Les 4 000 patients (195 médecins) de l’étude réalisée en 2002-2003 par l’Union professionnelle des médecins libéraux de Rhône-Alpes semblent partager cet avis. Interrogés sur le temps passé en salle d’attente, 30 % d’entre eux le jugent excessif pour un taux de satisfaction de seulement 60 %. Pour eux, la confiance, l’accueil et la disponibilité du médecin priment. S’il existe une bonne concordance entre la perception qu’ont les médecins de l’offre qu’ils proposent et les attentes des patients, leurs avis divergent en ce qui concerne le retard des consultations. Les premiers assurent s’excuser pour la longueur de l’attente (50 % d’entre eux) et la plupart estime le faire «souvent». Les seconds sont plus critiques : seulement la moitié affirme que les médecins s’expliquent toujours et près de 20 % considèrent qu’ils le font «rarement» ou «jamais».
A noter que les patients semblent assez indifférents à l’environnement de la salle d’attente. Peu enclins à la considérer comme un lieu de convivialité, elle n’est pour eux qu’un simple lieu d’attente. Un résultat que confirme l’enquête conduite en 2005, toujours dans la région Rhône-Alpes, qui montre que 48 % des patients trouvent la salle d’attente «neutre», 31 % «conviviale» et 27 % «rassurante», mais cette appréciation n’a aucune influence sur le taux de satisfaction quant à la durée des consultations (91 % jugent la durée suffisante, le temps nécessaire se situe entre 15 et 20 minutes).
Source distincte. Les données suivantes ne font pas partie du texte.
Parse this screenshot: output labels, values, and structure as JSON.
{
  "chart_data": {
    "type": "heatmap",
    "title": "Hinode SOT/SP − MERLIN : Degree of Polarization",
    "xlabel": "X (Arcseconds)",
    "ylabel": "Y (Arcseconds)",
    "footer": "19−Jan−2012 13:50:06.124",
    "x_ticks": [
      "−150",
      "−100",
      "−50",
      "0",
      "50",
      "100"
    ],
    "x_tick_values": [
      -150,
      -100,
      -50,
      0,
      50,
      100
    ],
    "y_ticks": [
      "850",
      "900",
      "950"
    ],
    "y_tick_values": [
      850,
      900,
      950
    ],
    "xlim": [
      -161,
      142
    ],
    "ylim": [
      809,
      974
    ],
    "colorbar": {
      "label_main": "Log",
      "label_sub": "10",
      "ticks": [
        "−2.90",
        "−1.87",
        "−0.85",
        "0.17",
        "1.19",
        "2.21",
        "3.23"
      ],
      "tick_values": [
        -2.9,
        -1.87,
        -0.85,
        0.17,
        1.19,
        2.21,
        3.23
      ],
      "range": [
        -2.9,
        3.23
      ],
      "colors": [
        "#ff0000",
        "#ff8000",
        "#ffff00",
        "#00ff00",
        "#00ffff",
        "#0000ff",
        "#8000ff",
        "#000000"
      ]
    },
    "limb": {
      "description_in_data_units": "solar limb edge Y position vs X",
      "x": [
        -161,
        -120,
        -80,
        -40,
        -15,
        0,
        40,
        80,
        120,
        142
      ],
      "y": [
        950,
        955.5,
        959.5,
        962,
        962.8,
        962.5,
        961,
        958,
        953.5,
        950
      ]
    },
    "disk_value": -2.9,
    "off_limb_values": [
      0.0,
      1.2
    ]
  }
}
Plus que l’ambiance de la salle d’attente, c’est bien le temps d’attente qui semble déterminer la satisfaction des patients. Plusieurs études anglo-saxonnes, dont celle de Leddy, Kaldenberg et Becker publiée en 2003 dans « the Journal of Ambulatory Care Management », confirment la corrélation négative entre le temps passé à attendre le médecin et le niveau de satisfaction des patients. L’enquête, menée auprès de 1 789 médecins, généralistes et spécialistes, et 350 000 patients, montre que le temps d’attente contribue pour 40 % à l’opinion plus ou moins positive que se font les patients. Contrairement à l’étude française, une salle d’attente agréable favorise une satisfaction plus grande des patients, même s’ils ont beaucoup attendu (plus de 20 minutes). Christopher A. Feddock et coll.*, qui ont interrogé les patients d’un service de médecine interne, expliquent, eux, que le retard prolongé est mieux accepté si le patient juge que le médecin lui a consacré un temps suffisant lors de la consultation.
Les auteurs y voient pour le praticien un moyen d’agir pour une meilleure satisfaction de son patient et de contrebalancer l’effet négatif d’un temps d’attente trop long.
Cependant, l’impatience et l’exigence des patients semblent grandissants. Des enquêtes de satisfaction des patients à l’évaluation des médecins, le pas a été franchi outre-Atlantique. Plusieurs sites en libre accès sur le web offrent aujourd’hui aux malades la possibilité d’évaluer leurs médecins. Plus de 63 000 praticiens des Etats-Unis et du Canada ont ainsi été notés depuis 2004, en fonction de 3 critères (échelle de 1 à 5), leurs connaissances, leur amabilité et, justement, leur ponctualité.
* « Can physicians improve patient satisfaction with long waiting times ? », Evaluation & the Health Professions, vol. 28, n° 1, 2005.